ああ、こんなに何も考えず素直に笑ったのっていつぶりだろう。
「アガサはそれがわかっていて、財布を叩いたんですかね? それだと、まるで私たちの会話を全部理解していたみたい」
美哉は冗談で言ったつもりだった。
だが、透は真顔で答えた。
「アガサはちょっと特別な猫なんですよ」
透の口調はどこか誇らしげだった。
自分が誉められたときは居心地悪そうにしていたのに。
アガサはすでにテーブルを下りて、透の膝の上で丸くなっている。
ずいぶん変わった人と変わった猫と暮らすことになったのかもしれない――でも、嫌な感じはしない。
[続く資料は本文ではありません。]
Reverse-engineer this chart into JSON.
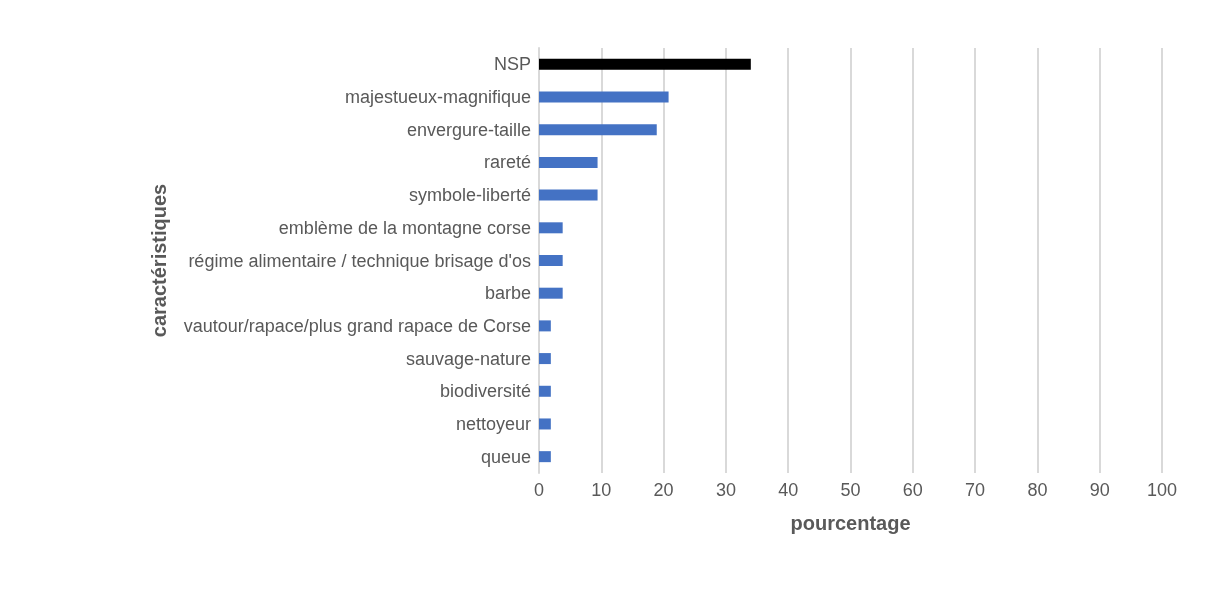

それどころか、久しぶりに余計なことを考えずに楽しんでいる。
彼らから、美哉に対する思いやりや気遣いが感じられるからだろう。
「あ、そうだ。美哉さんが買い物に行っている間におろしてきたんです」
ぽんと渡されたのは都市銀行の封筒だ。
「当面の生活費です。僕とアガサの」
中身を見た美哉は驚いた。思ったよりもずっと分厚い。
「とりあえず五十万円あるはずです」
「こんなに……!」
着の身着のままで深夜の雨のなか、さまよっていた透。帰る場所も行く場所もないと言っていた。
だが、お金にはまったく困っていないようだ。
美哉は膝の上のアガサを撫(な)でる透を見つめた。
不思議な猫と青年との生活は、まだ始まったばかり――。
美哉はまだ知らない。
これから起きる事件を。
彼らとの生活が自分にどんな影響を及ぼすかを。